Humboldtianer persönlich

Meine Rasselbande und ich

Von Muna Ali Abdala Mohamed, aufgezeichnet von Teresa Havlicek

Aufstehen, die Kinder wecken, anziehen, Brote schmieren, dann geht’s los. Wenn ich morgens um neun im Labor ankomme, bin ich schon seit halb sechs auf den Beinen. 

Foto: Humboldt-Stiftung / Harry Schnitger
Foto: Humboldt-Stiftung / Harry Schnitger

Auf dem Foto verlassen meine Kinder und ich gerade das Haus. Die beiden Kleinen bringe ich auf dem Weg zum Institut immer in die Kita, meine älteste Tochter zur Schule. Ich bin als Gastforscherin allein mit drei Kindern in Berlin. Mein Mann lebt in unserem Heimatland Sudan und kann uns nur alle vier bis fünf Monate besuchen. Wenn ich von meiner Situation erzähle, reagieren manche Leute, als sei mein Leben eine Katastrophe. Dabei ist es eigentlich ziemlich bequem für mich.

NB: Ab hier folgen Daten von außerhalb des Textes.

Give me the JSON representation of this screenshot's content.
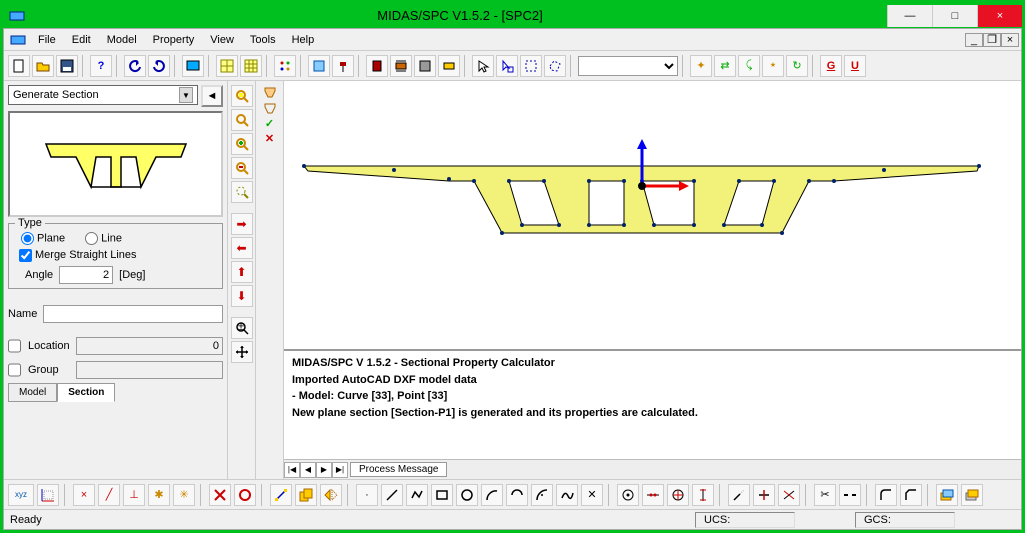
{
  "titlebar": {
    "title": "MIDAS/SPC V1.5.2 - [SPC2]"
  },
  "menu": [
    "File",
    "Edit",
    "Model",
    "Property",
    "View",
    "Tools",
    "Help"
  ],
  "windowbtns": {
    "min": "—",
    "max": "□",
    "close": "×",
    "mdimin": "_",
    "mdimax": "❐",
    "mdiclose": "×"
  },
  "left": {
    "combo": "Generate Section",
    "type_legend": "Type",
    "radio_plane": "Plane",
    "radio_line": "Line",
    "merge_label": "Merge Straight Lines",
    "angle_label": "Angle",
    "angle_value": "2",
    "angle_unit": "[Deg]",
    "name_label": "Name",
    "name_value": "",
    "location_label": "Location",
    "location_value": "0",
    "group_label": "Group",
    "group_value": "",
    "tab_model": "Model",
    "tab_section": "Section"
  },
  "console": {
    "l1": "MIDAS/SPC V 1.5.2 - Sectional Property Calculator",
    "l2": "Imported AutoCAD DXF model data",
    "l3": "- Model: Curve [33], Point [33]",
    "l4": "New plane section [Section-P1] is generated and its properties are calculated.",
    "tab": "Process Message"
  },
  "status": {
    "ready": "Ready",
    "ucs": "UCS:",
    "gcs": "GCS:"
  }
}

Berlin ist sehr international. Die Menschen sind offen und man kommt leicht in Kontakt. Es gibt Kitas und Schulen. An der Technischen Universität, meiner Gastuniversität, gibt es zusätzlich noch eine flexible Betreuung, die auch mal abends einspringen kann, wenn ich zum Beispiel Mitarbeiterseminare oder Veranstaltungen der Humboldt- Stiftung besuche. Mit Bus und Bahn kommen wir überall gut hin. Meine älteste Tochter kann sogar eine internationale Schule besuchen und wird auf Englisch unterrichtet. Das ist sehr wichtig für uns, weil wir ja nicht für immer in Deutschland bleiben werden. Wenn ich höre, wie negativ viele Leute über das Betreuungsangebot hier sprechen, denke ich manchmal, die wollten nicht mit anderen Ländern tauschen.

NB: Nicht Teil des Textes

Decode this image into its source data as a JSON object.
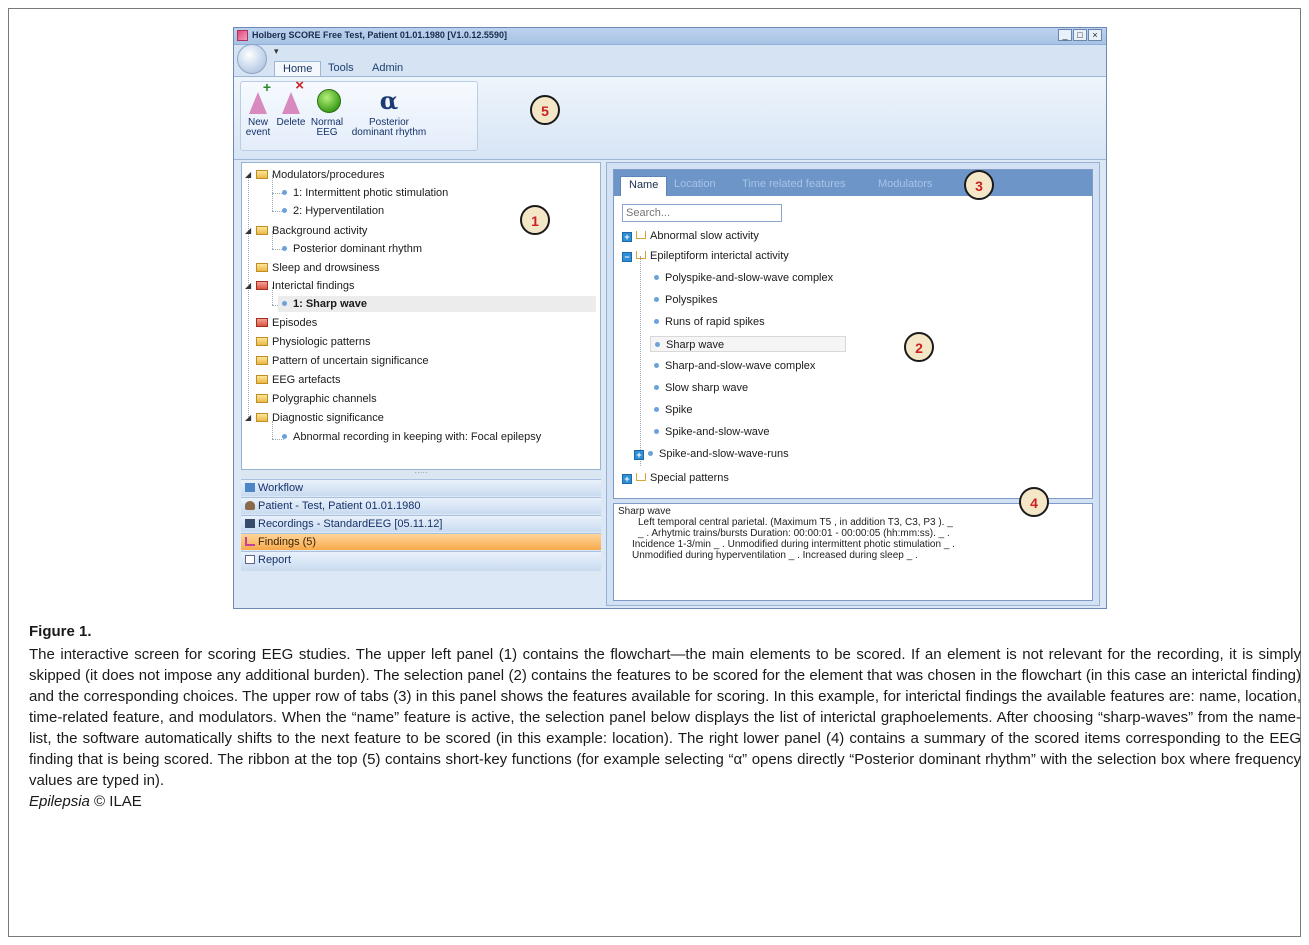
{
  "window": {
    "title": "Holberg SCORE Free Test, Patient 01.01.1980 [V1.0.12.5590]",
    "controls": [
      "_",
      "□",
      "×"
    ]
  },
  "qat_arrow": "▾",
  "ribbon": {
    "tabs": [
      "Home",
      "Tools",
      "Admin"
    ],
    "buttons": {
      "new_event": [
        "New",
        "event"
      ],
      "delete": "Delete",
      "normal_eeg": [
        "Normal",
        "EEG"
      ],
      "posterior_symbol": "α",
      "posterior": [
        "Posterior",
        "dominant rhythm"
      ]
    }
  },
  "callouts": {
    "c1": "1",
    "c2": "2",
    "c3": "3",
    "c4": "4",
    "c5": "5"
  },
  "flowchart": {
    "items": [
      "Modulators/procedures",
      "1: Intermittent photic stimulation",
      "2: Hyperventilation",
      "Background activity",
      "Posterior dominant rhythm",
      "Sleep and drowsiness",
      "Interictal findings",
      "1: Sharp wave",
      "Episodes",
      "Physiologic patterns",
      "Pattern of uncertain significance",
      "EEG artefacts",
      "Polygraphic channels",
      "Diagnostic significance",
      "Abnormal recording in keeping with: Focal epilepsy"
    ]
  },
  "splitter_grip": "·····",
  "navbars": [
    "Workflow",
    "Patient - Test, Patient 01.01.1980",
    "Recordings - StandardEEG [05.11.12]",
    "Findings (5)",
    "Report"
  ],
  "feature_tabs": [
    "Name",
    "Location",
    "Time related features",
    "Modulators"
  ],
  "search_placeholder": "Search...",
  "selection": {
    "abnormal_slow": "Abnormal slow activity",
    "epileptiform": "Epileptiform interictal activity",
    "elements": [
      "Polyspike-and-slow-wave complex",
      "Polyspikes",
      "Runs of rapid spikes",
      "Sharp wave",
      "Sharp-and-slow-wave complex",
      "Slow sharp wave",
      "Spike",
      "Spike-and-slow-wave",
      "Spike-and-slow-wave-runs"
    ],
    "special": "Special patterns"
  },
  "summary": {
    "lines": [
      "Sharp wave",
      "Left temporal central parietal. (Maximum T5 , in addition T3, C3, P3 ).  _",
      "_ .  Arhytmic trains/bursts Duration: 00:00:01 - 00:00:05 (hh:mm:ss). _ .",
      "Incidence 1-3/min _ .  Unmodified during intermittent photic stimulation _ .",
      "Unmodified during hyperventilation _ .  Increased during sleep _ ."
    ]
  },
  "caption": {
    "title": "Figure 1.",
    "body": "The interactive screen for scoring EEG studies. The upper left panel (1) contains the flowchart—the main elements to be scored. If an element is not relevant for the recording, it is simply skipped (it does not impose any additional burden). The selection panel (2) contains the features to be scored for the element that was chosen in the flowchart (in this case an interictal finding) and the corresponding choices. The upper row of tabs (3) in this panel shows the features available for scoring. In this example, for interictal findings the available features are: name, location, time-related feature, and modulators. When the “name” feature is active, the selection panel below displays the list of interictal graphoelements. After choosing “sharp-waves” from the name-list, the software automatically shifts to the next feature to be scored (in this example: location). The right lower panel (4) contains a summary of the scored items corresponding to the EEG finding that is being scored. The ribbon at the top (5) contains short-key functions (for example selecting “α” opens directly “Posterior dominant rhythm” with the selection box where frequency values are typed in).",
    "journal": "Epilepsia",
    "copyright": "©",
    "publisher": "ILAE"
  }
}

Im Sudan beispielsweise gibt es gar keine Unterstützung. Auch eine Kultur des Babysittens kennt man nicht. Wenn überhaupt, schaut die Haushaltshilfe nebenher nach den Kindern. Um Pädagogik, mit den Kindern zu lernen oder mal ein Buch zu lesen, geht es dabei natürlich nicht. In anderen Ländern wie beispielsweise Großbritannien, wo meine Schwester lebt, gibt es zwar Betreuungsangebote. Die Betreuung ist aber auch dort pädagogisch bei weitem nicht so gut wie in Deutschland. Man sollte sich bei allem aber nichts vormachen: Schwierig kann es überall werden. Auch bei mir gibt es Situationen, in denen es stressig ist und in denen ich einfach nur müde und erschöpft bin. Hier in Deutschland weiß ich aber, dass sich alles irgendwie organisieren lässt. Ich habe nicht nur gute Schulen und Erzieher für meine Kinder. Gleichzeitig kann ich auch noch in bestens ausgestatteten Laboren forschen – was will ich mehr.

aus Humboldt Kosmos 105/2016

Dr. Muna Ali Abdala Mohamed ist Georg Forster-Forschungsstipendiatin am Institut für Chemie der Technischen Universität in Berlin, wo sie mit ihren zehn- und fünfjährigen Töchtern und ihrem fast vierjährigen Sohn lebt. Zuvor arbeite sie als Dozentin für Biochemie und Lebensmittelchemie an der University of Khartoum im Sudan.